Sadece son birkaç hafta içinde basına yansıyan haberler, bu tehlikenin her gün biraz daha yaklaştığını gösteriyor. Suriye’nin Humus kentinde son aylarda Aleviler ve Sünniler arasında yaşanan şiddet bunun bir örneği. Kent adeta mezheplere bölünmüş durumda. Esad’ın zulmüne uğrayan Sünniler mahallelerini terk ediyor. Sünni/İslamcı gruplar Esad’a karşı mücadele ederken, Alevilerin yaşadığı mahallelere de saldırıyor. Aleviler ya Esad’a destek veriyor ya da kendilerini savunmak için silahlanıyor. Bu şiddet sarmalından kuşkusuz Ermeniler, Dürziler, Hıristiyanlar da nasibini alıyor.

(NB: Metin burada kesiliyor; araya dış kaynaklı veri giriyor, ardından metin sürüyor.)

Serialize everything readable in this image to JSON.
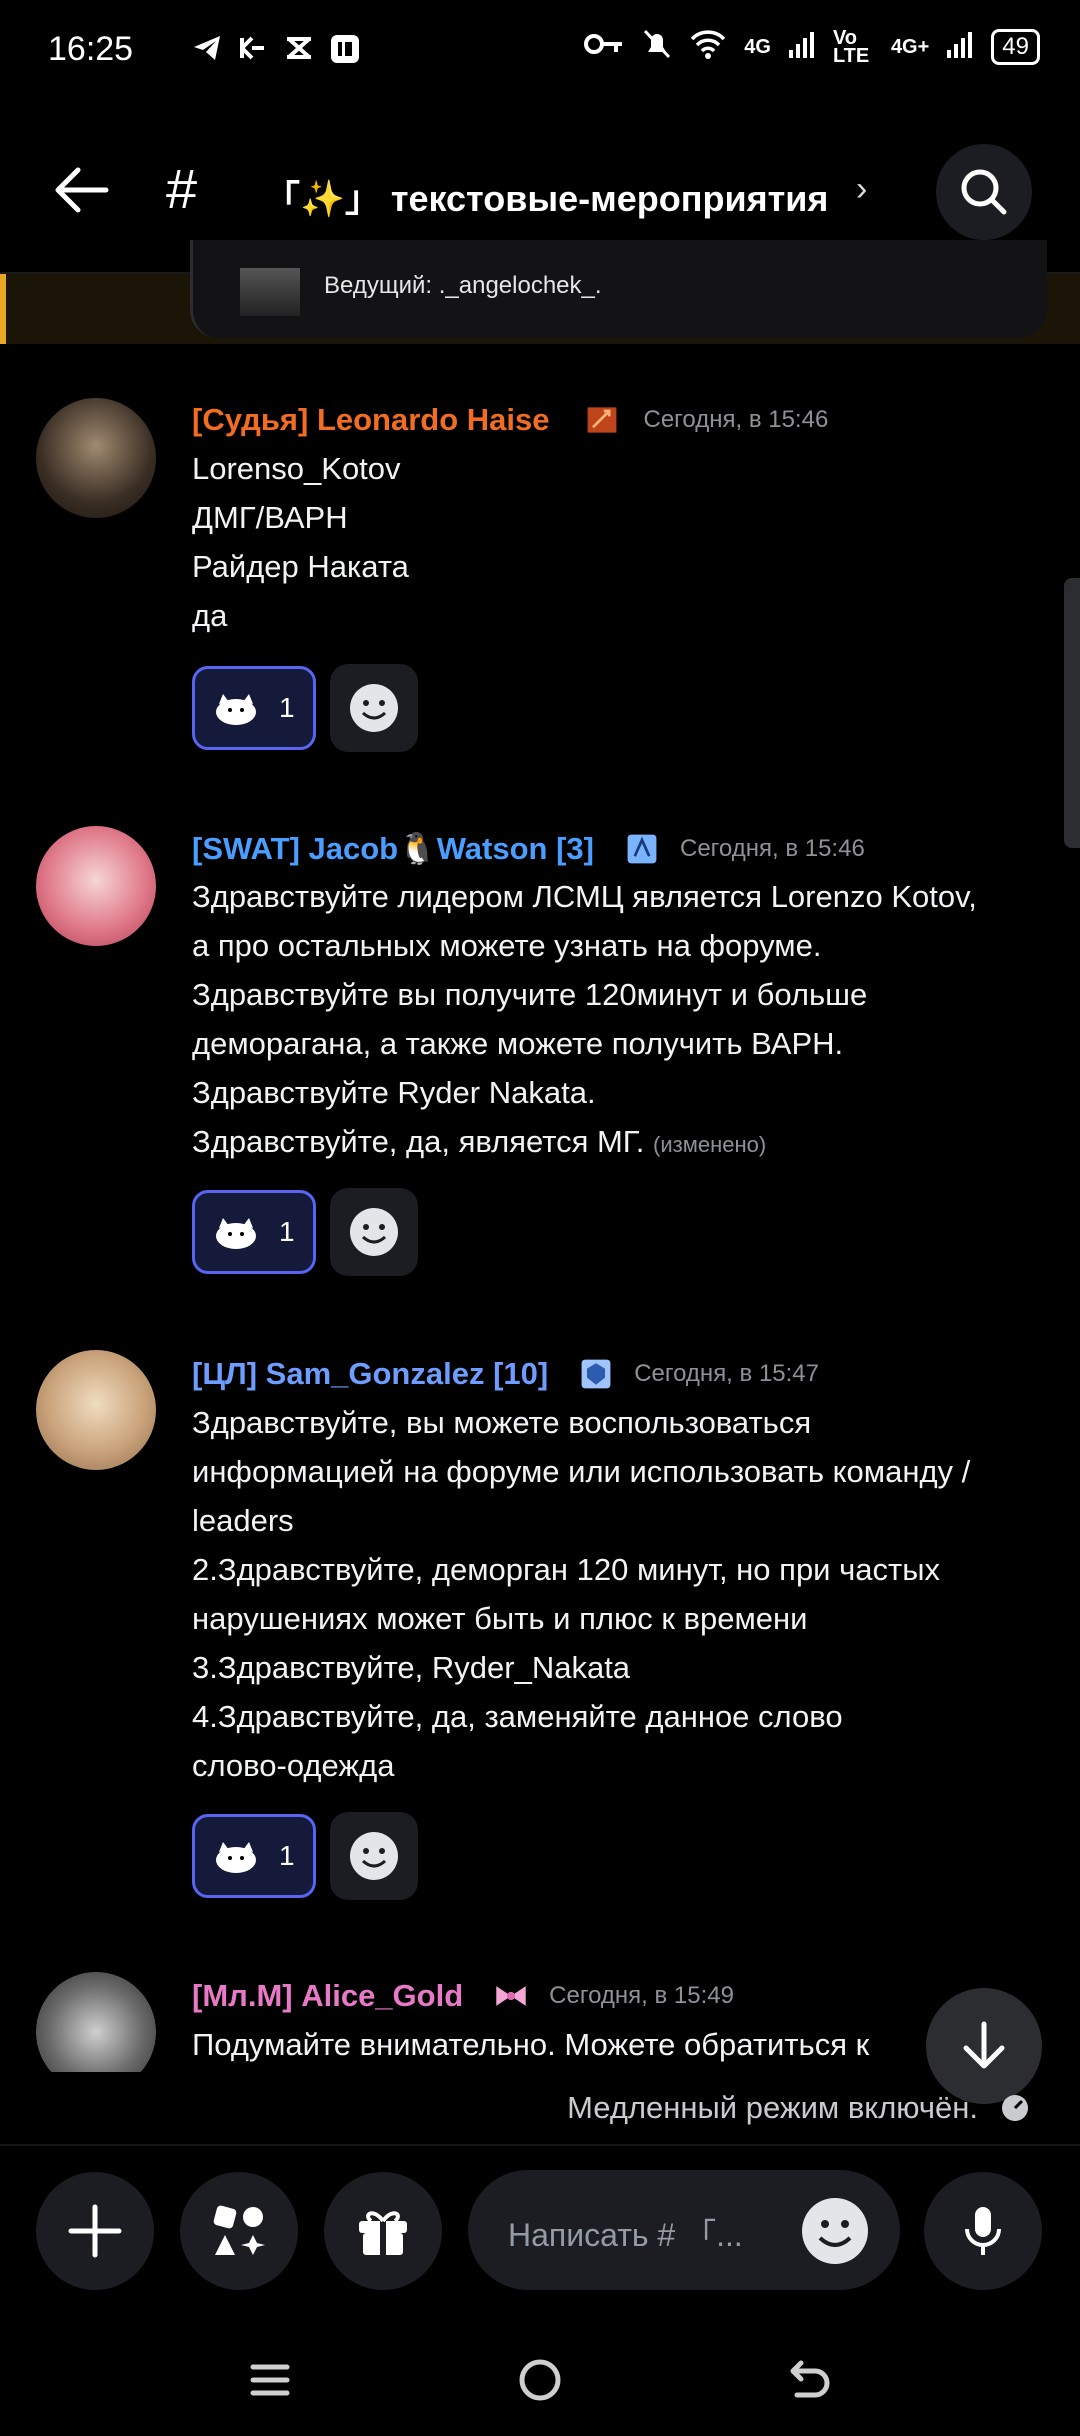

Suriye’deki son gelişmelere paralel mezhep çatışmasının en hızlı geliştiği ve uzunca bir süredir devam ettiği ülkelerin başını ise Lübnan çekiyor. Lübnan’ın ikinci büyük kenti Trablusşam’da, Şubat ayından bu yana Alevi mahallesi Cebel Muhsin ve Sünni mahallesi Bab el Tabbana mahallelerini bölen Suriye Caddesi’nde yoğunlaşan çatışmalarda bugüne kadar onlarca insan yaşamını yitirdi. Ülke kaçırma olaylarıyla çalkalanıyor. Muhalif Suriye Ulusal Konseyi, Lübnan’daki Suriyelilerin kaçırılmasından Suriye rejimi yanlısı Hizbullah’ı sorumlu tutarken, Hizbullah ise olaylarla bir ilgisi olmadığını açıklıyor.

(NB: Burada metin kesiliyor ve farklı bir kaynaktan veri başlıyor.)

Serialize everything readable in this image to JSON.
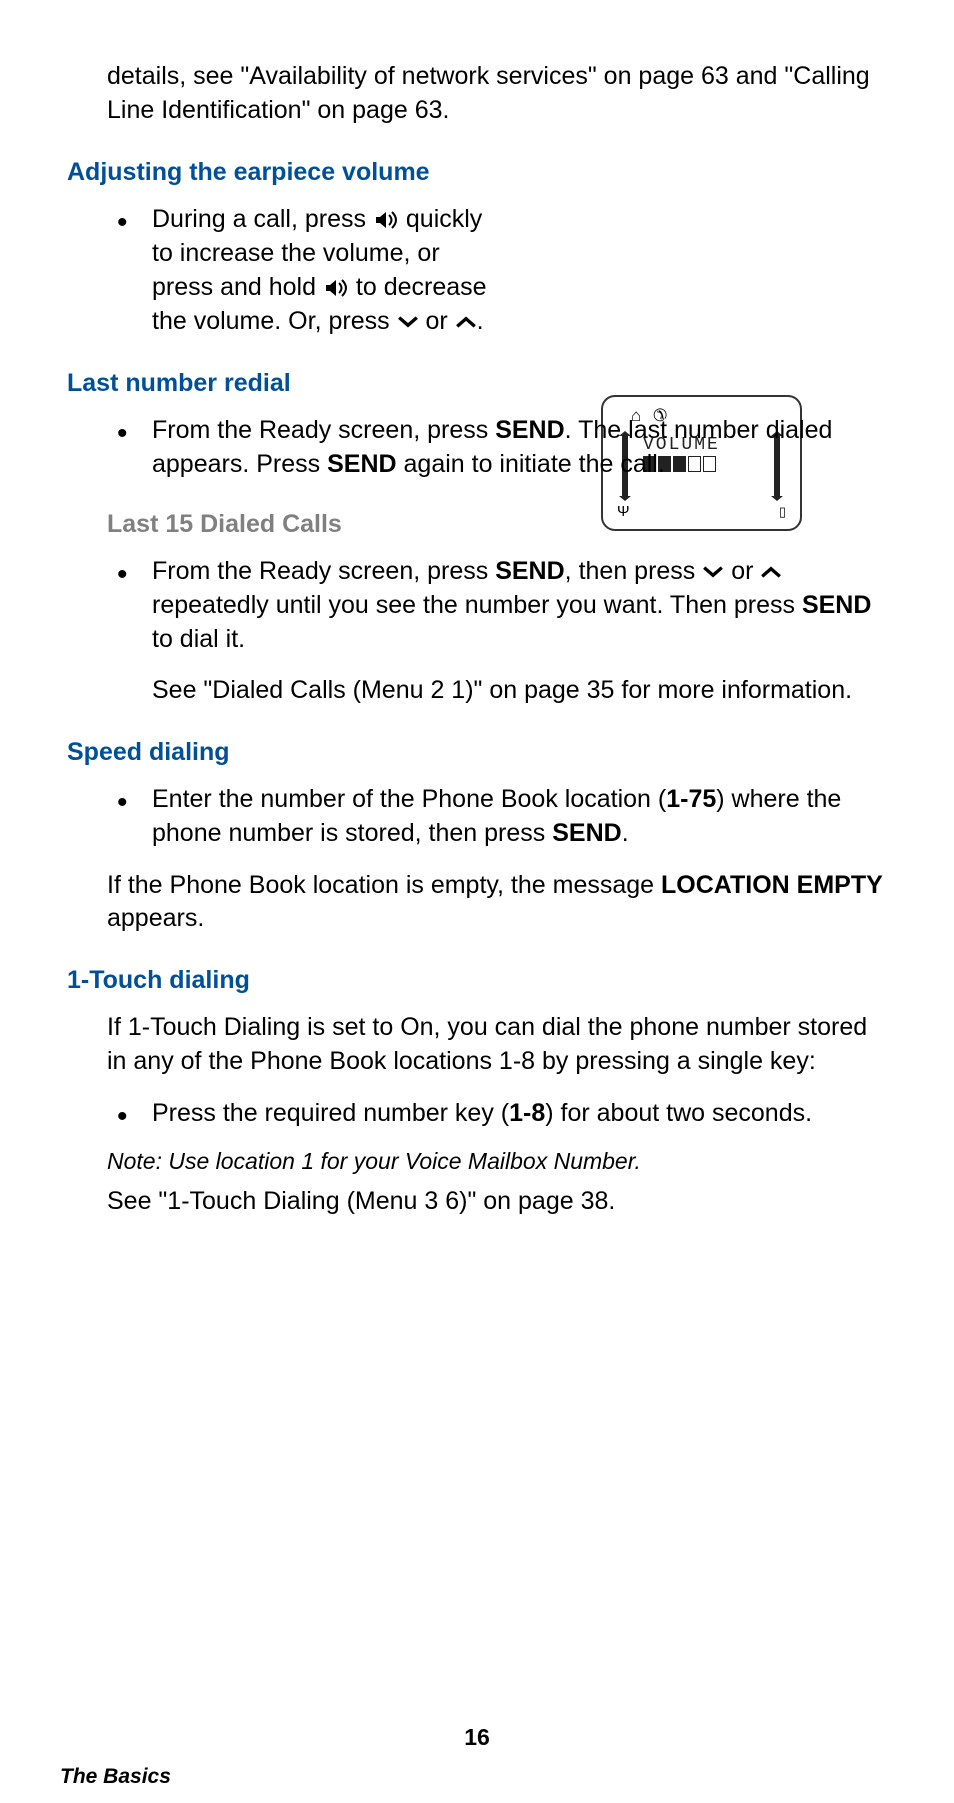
{
  "intro": "details, see \"Availability of network services\" on page 63 and \"Calling Line Identification\" on page 63.",
  "sections": {
    "volume": {
      "heading": "Adjusting the earpiece volume",
      "bullet_parts": {
        "p1": "During a call, press ",
        "p2": " quickly to increase the volume, or press and hold ",
        "p3": " to decrease the vol­ume. Or, press ",
        "p4": " or ",
        "p5": "."
      },
      "screen": {
        "label": "VOLUME",
        "filled_bars": 3,
        "empty_bars": 2
      }
    },
    "redial": {
      "heading": "Last number redial",
      "bullet": {
        "p1": "From the Ready screen, press ",
        "send1": "SEND",
        "p2": ". The last number dialed appears. Press ",
        "send2": "SEND",
        "p3": " again to initiate the call."
      }
    },
    "last15": {
      "heading": "Last 15 Dialed Calls",
      "bullet": {
        "p1": "From the Ready screen, press ",
        "send1": "SEND",
        "p2": ", then press ",
        "p3": " or ",
        "p4": " repeatedly until you see the number you want. Then press ",
        "send2": "SEND",
        "p5": " to dial it."
      },
      "extra": "See \"Dialed Calls (Menu 2 1)\" on page 35 for more information."
    },
    "speed": {
      "heading": "Speed dialing",
      "bullet": {
        "p1": "Enter the number of the Phone Book location (",
        "range": "1-75",
        "p2": ") where the phone number is stored, then press ",
        "send": "SEND",
        "p3": "."
      },
      "para": {
        "p1": "If the Phone Book location is empty, the message ",
        "loc": "LOCATION EMPTY",
        "p2": " appears."
      }
    },
    "touch": {
      "heading": "1-Touch dialing",
      "para1": "If 1-Touch Dialing is set to On, you can dial the phone number stored in any of the Phone Book locations 1-8 by pressing a single key:",
      "bullet": {
        "p1": "Press the required number key (",
        "range": "1-8",
        "p2": ") for about two seconds."
      },
      "note": "Note: Use location 1 for your Voice Mailbox Number.",
      "after": "See \"1-Touch Dialing (Menu 3 6)\" on page 38."
    }
  },
  "footer": {
    "page": "16",
    "title": "The Basics"
  },
  "icons": {
    "speaker": "speaker-icon",
    "down": "down-chevron-icon",
    "up": "up-chevron-icon"
  }
}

30 yıl boyunca Suriye’nin işgali altında kalan Lübnan, bugün Suriye’den alev alan mezhep çatışmasının, tüm bölgeye yayılmasına neden olabilecek bir sıçrama tahtası olma tehlikesi taşıyor. Zira, Lübnan bu konuda oldukça acılı bir geçmişe sahip. Bölgede güç dengelerinin karmaşık yapısı ve iç içe geçmişliği, bu ülkede yaşanacak bir gelişmenin kısa sürede domino etkisiyle tüm bölgeye yayılma riski taşıyor.

Lübnan’da yaşanan kaçırılma olaylarının ardından ülke Alevilerinde TC’ye yönelik gelişen öfke, olayların birbirine ne denli bağlı olduğunun yalnızca bir örneği. Aleviler, kaçırma eylemlerini düzenleyenlerin Özgür Suriye Ordusu (ÖSO) olduğunu, bu örgütün TC tarafından desteklendiğini ve koordine edildiğini düşünüyor.

Öte yandan Lübnan’da, İran’ın desteğini arkasına almış Şii Hizbullah’ın Esad’ı desteklemesi ve gün geçtikçe sürece daha fazla dahil olması, mezhep çatışmalarının geldiği noktayı da gösteriyor. 150 bini aşkın mültecinin bulunduğu Sünni yönetimli Ürdün’ün, Esad’ın mülteci kamplarına yönelik roket atışlarından sonra verdiği nota, tansiyonun önümüzdeki günlerde daha da yükseleceğine işaret ediyor.

Halkların mezhepler ekseninde her gün daha fazla birbirinden ayrıştığı ve birbirinin boğazına daha fazla sarıldığı bu tablo içinde, egemen sınıfların bundan rahatsız olmadığı da bir gerçek. Aksine, böylece inancı, mezhebi ve milliyeti ne olursa olsun bölge halklarının kendi zalim iktidarlarına karşı bir araya gelmesinin önüne yüksek setler çekmiş; halklar ara-sında uzun süre sürecek olan kin ve nifak tohumları atmış oluyorlar.

Aleviler, Sünniler, Hıristiyanlar ile Dürzî, Yahudi, Yezidi ve Ermeniler arasındaki kanlı hesaplaşmalar bölgede iktidarı elinde bulunduran tiranların ömrünü uzatıyor.